ハマスは、政治部門と軍事部門に分かれています。政治部門は、パレスチナの貧困層のための慈善事業や医療援助、学校建設などに地道に取り組み、民衆の根強い支持を得ています。特にファタハの腐敗を強く批判し、クリーンなイメージを持たれています。今回の選挙でハマスが躍進したのも、ファタハの腐敗を厳しく批判したことが民衆から支持されたものと見られています。
一方の軍事部門はテロ部隊です。イスラエルに対する自爆テロ攻撃を繰り返してきました。テロを起こすたびにイスラエル軍の反撃を受けるため、軍事部門の指導部はシリアに逃れ、シリアから指示を下しています。
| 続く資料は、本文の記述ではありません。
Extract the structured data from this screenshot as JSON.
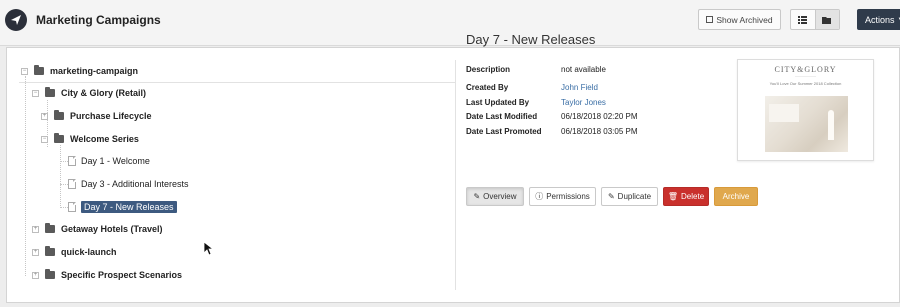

また、反イスラエルの立場をとるイランが、ハマスを全面的に支援し、莫大な資金援助を与えています。
ハマス躍進で中東和平はどうなるのか
このハマスを、アメリカは「テロ組織」と認定しています。「テロ組織とは交渉しない」というのが、アメリカの立場。ハマスがパレスチナ自治政府を掌握した場合、アメリカは、自治政府に対する援助をストップする方針です。EUもこの方針なので、外国の援助に頼ってきた自治政府は、職員の給料も払えないような状態になりそうです。アメリカの2006年度のパレスチナ援助は2億3400万ドルですから、日本円にすると、ざっと273億円。これだけの資金が途絶えたら、大打撃です。